死人花
この第10話“死人花”と、次の11話“風信子”は前後編のお話となっております。
潤の推理も、いよいよクライマックス。ついに、セゾンの正体が明らかになります。
皆さんもセゾンが誰なのか、考えながら読んでいただけると幸いです。
(2014/07/06 改変)
『御機嫌よう、成田探偵事務所の諸君。突然このような物を贈りつける無礼を、まずは詫びたいと思う。
さて。しばしの間、私が姿を消していた事で、貴殿らは安心していただろうか。それとも、退屈していたのだろうか。いずれにせよ、そんな杞憂は終末を迎える。
半年前、私は貴殿らの華麗なる計略にまんまと踊らされ、憐れな道化師を演じるという失態を犯した。此度はその雪辱を晴らすべく、“天使の嘆き”を再び、頂戴に参上する。かつての私と、夢夢思わないよう。其方も前回同様、十二分に策をめぐらせていただきたい。では、明月の光の下で会いまみえよう。 怪盗セゾン』
「これが、今回うちに届いた予告状よ」
メールを受け取った僕はいてもたってもいられず、人生で初めて早退というものをして、事務所に向かった。そこで真帆さんから予告状を見せてもらったのだが、この語り口、確かにセゾンからのようである。

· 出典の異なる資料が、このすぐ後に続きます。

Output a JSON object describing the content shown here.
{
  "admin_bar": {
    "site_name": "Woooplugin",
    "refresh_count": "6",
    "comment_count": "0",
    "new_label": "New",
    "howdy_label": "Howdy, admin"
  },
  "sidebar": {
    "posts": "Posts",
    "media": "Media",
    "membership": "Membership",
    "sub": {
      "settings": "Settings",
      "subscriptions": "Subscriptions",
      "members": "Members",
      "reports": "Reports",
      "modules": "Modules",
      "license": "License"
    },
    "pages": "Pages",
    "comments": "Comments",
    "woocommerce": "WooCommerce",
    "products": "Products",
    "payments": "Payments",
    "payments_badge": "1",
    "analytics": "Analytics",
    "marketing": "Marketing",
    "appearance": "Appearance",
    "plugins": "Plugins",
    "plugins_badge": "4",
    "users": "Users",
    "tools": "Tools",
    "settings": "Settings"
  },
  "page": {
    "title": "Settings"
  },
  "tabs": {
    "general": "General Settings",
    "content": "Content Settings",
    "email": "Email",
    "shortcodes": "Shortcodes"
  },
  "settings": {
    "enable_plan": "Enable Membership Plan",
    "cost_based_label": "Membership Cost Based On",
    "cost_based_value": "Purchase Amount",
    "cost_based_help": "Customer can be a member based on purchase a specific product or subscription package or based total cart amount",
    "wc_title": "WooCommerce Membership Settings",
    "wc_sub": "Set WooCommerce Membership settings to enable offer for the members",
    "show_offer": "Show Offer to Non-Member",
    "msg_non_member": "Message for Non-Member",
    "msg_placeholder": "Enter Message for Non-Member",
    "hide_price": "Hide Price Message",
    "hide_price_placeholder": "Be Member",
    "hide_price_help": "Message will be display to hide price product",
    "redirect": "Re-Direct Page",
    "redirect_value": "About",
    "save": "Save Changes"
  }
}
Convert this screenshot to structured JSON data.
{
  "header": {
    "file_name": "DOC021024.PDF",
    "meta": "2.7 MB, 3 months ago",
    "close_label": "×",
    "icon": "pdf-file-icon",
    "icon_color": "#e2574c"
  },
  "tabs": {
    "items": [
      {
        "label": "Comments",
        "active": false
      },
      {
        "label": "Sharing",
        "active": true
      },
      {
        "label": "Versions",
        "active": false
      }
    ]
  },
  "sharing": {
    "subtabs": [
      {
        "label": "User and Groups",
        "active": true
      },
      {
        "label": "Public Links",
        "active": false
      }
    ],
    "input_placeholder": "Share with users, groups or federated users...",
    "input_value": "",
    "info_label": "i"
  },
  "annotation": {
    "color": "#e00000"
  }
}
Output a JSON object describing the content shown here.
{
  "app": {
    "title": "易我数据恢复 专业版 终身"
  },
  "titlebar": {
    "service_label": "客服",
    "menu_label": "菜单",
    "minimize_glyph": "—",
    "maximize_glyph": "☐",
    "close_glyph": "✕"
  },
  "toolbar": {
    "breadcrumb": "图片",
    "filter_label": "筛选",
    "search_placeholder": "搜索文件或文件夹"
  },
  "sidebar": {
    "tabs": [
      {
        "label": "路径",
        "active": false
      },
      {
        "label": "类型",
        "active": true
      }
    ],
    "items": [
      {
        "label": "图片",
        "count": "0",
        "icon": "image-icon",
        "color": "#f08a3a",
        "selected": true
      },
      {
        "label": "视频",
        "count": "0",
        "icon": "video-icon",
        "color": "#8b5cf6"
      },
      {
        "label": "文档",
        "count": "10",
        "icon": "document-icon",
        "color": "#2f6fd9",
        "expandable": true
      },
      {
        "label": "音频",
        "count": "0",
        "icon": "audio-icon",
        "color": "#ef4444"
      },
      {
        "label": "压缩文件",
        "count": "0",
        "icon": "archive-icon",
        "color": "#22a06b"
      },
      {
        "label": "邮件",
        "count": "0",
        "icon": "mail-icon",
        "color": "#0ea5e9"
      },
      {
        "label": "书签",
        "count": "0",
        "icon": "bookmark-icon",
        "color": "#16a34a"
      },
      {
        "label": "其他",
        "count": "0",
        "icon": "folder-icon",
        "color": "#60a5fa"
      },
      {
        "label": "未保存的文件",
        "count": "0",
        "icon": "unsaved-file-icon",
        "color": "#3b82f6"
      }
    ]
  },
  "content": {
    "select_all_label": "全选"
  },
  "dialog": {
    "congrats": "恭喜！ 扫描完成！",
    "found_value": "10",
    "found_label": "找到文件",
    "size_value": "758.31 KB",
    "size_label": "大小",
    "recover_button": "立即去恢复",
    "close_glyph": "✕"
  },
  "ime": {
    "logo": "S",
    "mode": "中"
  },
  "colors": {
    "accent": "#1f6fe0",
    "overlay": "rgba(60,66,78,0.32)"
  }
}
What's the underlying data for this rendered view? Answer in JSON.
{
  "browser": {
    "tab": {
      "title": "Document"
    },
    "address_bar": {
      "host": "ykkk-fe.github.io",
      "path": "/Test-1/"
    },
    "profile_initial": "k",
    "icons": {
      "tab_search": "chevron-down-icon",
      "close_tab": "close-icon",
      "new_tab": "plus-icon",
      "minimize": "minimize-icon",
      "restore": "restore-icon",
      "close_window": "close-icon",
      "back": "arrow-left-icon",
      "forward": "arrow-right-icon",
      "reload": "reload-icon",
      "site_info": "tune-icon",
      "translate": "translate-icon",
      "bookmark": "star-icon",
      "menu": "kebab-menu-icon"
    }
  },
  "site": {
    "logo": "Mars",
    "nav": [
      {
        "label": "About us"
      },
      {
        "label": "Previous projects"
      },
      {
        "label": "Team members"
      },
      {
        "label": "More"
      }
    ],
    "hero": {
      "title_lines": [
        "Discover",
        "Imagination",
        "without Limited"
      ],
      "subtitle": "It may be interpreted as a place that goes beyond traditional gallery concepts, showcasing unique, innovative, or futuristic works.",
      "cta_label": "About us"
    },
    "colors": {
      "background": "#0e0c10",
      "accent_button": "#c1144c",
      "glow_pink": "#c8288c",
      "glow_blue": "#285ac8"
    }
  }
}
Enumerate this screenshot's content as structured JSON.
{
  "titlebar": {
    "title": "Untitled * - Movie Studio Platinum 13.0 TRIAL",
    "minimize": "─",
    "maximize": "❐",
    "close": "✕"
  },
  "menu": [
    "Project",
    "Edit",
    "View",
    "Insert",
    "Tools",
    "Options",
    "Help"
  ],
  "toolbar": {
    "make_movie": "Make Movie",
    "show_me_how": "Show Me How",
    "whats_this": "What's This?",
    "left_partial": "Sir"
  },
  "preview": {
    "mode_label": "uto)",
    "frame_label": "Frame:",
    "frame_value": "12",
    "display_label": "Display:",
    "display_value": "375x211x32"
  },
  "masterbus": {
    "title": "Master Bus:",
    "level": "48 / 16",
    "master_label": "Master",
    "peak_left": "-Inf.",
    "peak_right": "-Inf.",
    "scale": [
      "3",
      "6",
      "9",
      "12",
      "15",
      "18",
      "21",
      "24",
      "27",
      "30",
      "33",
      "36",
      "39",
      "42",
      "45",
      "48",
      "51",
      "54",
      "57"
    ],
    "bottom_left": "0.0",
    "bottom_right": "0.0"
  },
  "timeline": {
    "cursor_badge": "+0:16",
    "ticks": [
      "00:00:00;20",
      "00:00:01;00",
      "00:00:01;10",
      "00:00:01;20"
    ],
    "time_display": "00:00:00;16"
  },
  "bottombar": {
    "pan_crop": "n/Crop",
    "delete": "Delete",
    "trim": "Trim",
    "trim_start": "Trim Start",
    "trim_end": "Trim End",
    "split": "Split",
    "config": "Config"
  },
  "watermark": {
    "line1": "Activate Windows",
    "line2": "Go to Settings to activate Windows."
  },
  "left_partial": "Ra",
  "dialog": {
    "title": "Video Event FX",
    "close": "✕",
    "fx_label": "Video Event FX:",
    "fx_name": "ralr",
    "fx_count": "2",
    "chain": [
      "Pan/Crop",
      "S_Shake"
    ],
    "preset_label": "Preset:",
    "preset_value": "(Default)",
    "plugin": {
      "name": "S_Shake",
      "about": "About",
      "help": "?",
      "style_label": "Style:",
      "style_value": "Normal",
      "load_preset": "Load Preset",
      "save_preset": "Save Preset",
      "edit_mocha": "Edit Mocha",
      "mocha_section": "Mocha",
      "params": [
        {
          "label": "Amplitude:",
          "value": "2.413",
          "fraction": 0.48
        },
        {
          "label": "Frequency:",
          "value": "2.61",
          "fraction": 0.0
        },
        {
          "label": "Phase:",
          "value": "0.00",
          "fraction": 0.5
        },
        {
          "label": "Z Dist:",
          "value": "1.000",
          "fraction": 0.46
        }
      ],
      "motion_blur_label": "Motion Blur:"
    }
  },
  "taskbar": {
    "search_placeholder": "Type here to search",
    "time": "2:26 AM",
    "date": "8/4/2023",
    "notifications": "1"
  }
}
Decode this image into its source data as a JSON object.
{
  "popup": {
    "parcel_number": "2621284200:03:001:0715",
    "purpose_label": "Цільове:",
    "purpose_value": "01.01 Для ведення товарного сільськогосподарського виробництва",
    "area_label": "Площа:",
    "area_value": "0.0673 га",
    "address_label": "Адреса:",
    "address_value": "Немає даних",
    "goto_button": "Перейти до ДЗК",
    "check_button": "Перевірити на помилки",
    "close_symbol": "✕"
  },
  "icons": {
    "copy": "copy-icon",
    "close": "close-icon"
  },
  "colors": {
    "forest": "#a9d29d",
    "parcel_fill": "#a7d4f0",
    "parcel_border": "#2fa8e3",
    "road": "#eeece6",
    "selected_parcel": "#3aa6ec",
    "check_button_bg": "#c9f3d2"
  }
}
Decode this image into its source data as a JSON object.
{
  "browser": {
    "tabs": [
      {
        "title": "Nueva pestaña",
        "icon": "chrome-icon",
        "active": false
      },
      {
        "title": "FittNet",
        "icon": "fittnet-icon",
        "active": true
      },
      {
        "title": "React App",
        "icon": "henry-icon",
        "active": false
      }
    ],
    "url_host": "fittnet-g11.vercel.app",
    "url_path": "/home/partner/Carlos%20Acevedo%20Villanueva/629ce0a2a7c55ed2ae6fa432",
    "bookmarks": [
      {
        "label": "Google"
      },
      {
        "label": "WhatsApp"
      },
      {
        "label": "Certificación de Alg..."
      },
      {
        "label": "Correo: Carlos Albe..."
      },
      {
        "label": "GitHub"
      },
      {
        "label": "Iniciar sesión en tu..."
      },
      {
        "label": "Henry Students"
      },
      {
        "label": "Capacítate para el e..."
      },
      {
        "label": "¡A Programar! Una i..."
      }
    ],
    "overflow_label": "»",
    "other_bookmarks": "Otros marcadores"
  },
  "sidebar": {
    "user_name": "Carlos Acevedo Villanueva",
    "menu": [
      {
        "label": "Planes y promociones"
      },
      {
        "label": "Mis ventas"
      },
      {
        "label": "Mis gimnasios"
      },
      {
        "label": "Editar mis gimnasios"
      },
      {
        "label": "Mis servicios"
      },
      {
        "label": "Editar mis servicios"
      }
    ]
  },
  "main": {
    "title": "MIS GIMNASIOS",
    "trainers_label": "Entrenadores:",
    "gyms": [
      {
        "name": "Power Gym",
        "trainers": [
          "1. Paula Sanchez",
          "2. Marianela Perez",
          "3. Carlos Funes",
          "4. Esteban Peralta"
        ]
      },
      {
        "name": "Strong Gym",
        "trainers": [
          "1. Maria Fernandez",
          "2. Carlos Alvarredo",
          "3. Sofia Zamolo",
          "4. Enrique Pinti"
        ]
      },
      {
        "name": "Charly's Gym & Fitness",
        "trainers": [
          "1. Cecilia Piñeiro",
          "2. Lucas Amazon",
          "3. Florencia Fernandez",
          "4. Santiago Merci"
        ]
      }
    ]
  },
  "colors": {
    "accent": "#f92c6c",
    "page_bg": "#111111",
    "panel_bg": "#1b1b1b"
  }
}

「予告状は勿論、例の美術館にも届いているようです。確認してきましたが、文面は似通っています。間違いないと思います」
おそらく、美術館の関係者に呼ばれて出掛けていたのであろう。リュウさんは帰ってくるなり、そう告げた。
「何故、今回は事務所にも届いたんでしょうか?」
僕は素直に、最初に浮かんだ疑問を二人にぶつけてみる。
「俺達が調べている事を知っていたか、あるいは自分の正体が勘付かれている、と気が付いたか……」
「些か、タイミングが良過ぎる気がしないでもないですが」
「もしかしたら、俺が虎季とやりあった事が関係しているのかもしれない。此方が三人で団結しているように、虎季と今のセゾンが情報交換をしている、というのは充分に考えられる。何せ、向こうは家族なんだからな」
「成程……」
しかし、それでもやはり疑問は残る。まるで、こうなる事を予想していたような、そんな気がしてならなかった。
「いずれにせよ、セゾンの尻尾をつかむ絶好のチャンスだわ。気合入れていきましょう」
そう言った真帆さんの目がいつになく真剣で、僕のささやかな疑念は吹っ飛んだ。
「でも、今回はどうしましょうか。流石に、同じ手を使う訳にはいきませんし」
「そうねぇ。でもどの道、警備はしないとね」
「それって……」
「いや、どうせ盗まれちゃうなら、って潤君と同じ方向で考えようかとも思っちゃったけど、私はそういう訳にはいかないわよね」
上に立つ者は、いつだって立場をわきまえねばならない。それは、真帆さんが一番よく知っているはずだ。その彼女が、こういう事を言う、という事は……。
「やっぱり、事前に防ぐことは難しいんでしょうか?」
聞いたところによると、奴は大分手口が荒いようだったから、証拠の一つや二つ、残っていても良さそうなものだが。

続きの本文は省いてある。